Different pieces of legislation contain different rules of law and legal principles

Married couples getting divorced are governed by the relevant sections of the Matrimonial Causes Act 1973, but unmarried couples have no access to the remedies under that legislation. They have to rely on the civil law and, where they own property, the Trusts of Land and Appointment of Trustees Act 1996. Principally unmarried couples apply under that Act for a determination of their interest in a property, possibly also an Order of Sale.

Parents who are unmarried, but have children are restricted to Schedule 1 of the Children Act 1989, where they want lump sums or funds for housing. Bereaved partners or former partners who were dependant upon the deceased at the date of death, need to turn to the provisions of the Inheritance (Provision for Families and Dependants) Act 1975, whereas those who have been divorced abroad, and need to bring claims in England and Wales, have to rely on Part III of the Matrimonial and Family Proceedings Act 1984.

Not only do each of these different pieces of legislation contain different rules of law and legal principles but many of them are also governed by different rules of practice. Some come under the provisions of the Family Procedure Rules and others the provisions of the Civil Procedure Rules. There are different rules as to costs. The differing law and procedure is specialist to each type of case and complex, even for specialist practitioners, let alone litigants in person trying their luck through the court system.

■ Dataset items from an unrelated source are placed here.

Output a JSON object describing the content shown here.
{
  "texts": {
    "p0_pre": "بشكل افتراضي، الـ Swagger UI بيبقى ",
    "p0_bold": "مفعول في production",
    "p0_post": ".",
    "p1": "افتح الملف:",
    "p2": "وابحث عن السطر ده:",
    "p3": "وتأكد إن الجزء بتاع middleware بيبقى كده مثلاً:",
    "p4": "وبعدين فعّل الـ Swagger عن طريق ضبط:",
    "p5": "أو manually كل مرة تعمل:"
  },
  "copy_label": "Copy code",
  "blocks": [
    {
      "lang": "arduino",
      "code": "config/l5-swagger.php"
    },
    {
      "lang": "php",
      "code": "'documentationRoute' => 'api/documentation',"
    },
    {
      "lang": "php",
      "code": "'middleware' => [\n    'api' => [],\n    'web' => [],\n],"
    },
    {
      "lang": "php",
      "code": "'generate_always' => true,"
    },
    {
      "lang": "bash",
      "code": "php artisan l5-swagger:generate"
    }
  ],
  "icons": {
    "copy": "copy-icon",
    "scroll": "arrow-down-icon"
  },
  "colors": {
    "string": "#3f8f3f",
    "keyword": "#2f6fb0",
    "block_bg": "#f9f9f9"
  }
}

President of the Family Division set out his vision of what needs to be done to reform the law and the rules

In recognition of all this the President of the Family Division, Sir James Munby has set out his vision of what needs to be done to reform the law and the rules.
The first proposal is to have a unified family financial remedies court which deals with all types of financial remedy cases.

He wants to improve procedural justice by the appointment of specialist judges to sit in this court and a process whereby each case is allocated early to the right judge at the right level and in the right location. The President wants to see enforcement of standard directions and interim orders, and to ensure that cases are dealt with and conducted with consistency.
The President hopes that substantive justice will be helped by improving judicial training, and by the reporting of all judgments in small and medium cases to promote transparency and consistency. This transparency will hopefully result in increased predictability of outcome, which in turn should feed down to practitioners leading to a higher rate of settlement, or a reduced rate of appeals for those cases that do not settle.

The President of the Family Division cannot change the legislation which any unified financial remedies court would have to implement. Nevertheless a unified financial remedies court would at least create a more consistent and predictable forum for dealing with the financial aspects of family cases. Over a period of time it would be almost inevitable that the legal principles adopted in these very different types of cases would begin to merge, and the current jurisprudential differences between the different types of legal remedies would begin to blur.

If nothing else, the different rights and remedies available to separating couples would be contrasted so sharply that the clamber for reform and improvement would become irresistible.
The reforms proposed by the President seem so basic and commonsensical that they are very likely to be implemented. Once up and running their impact will, I predict, be far more widespread than the President probably intended. It will be increasingly difficult to justify why all unmarried couples should have to put up with inferior remedies to those who are married.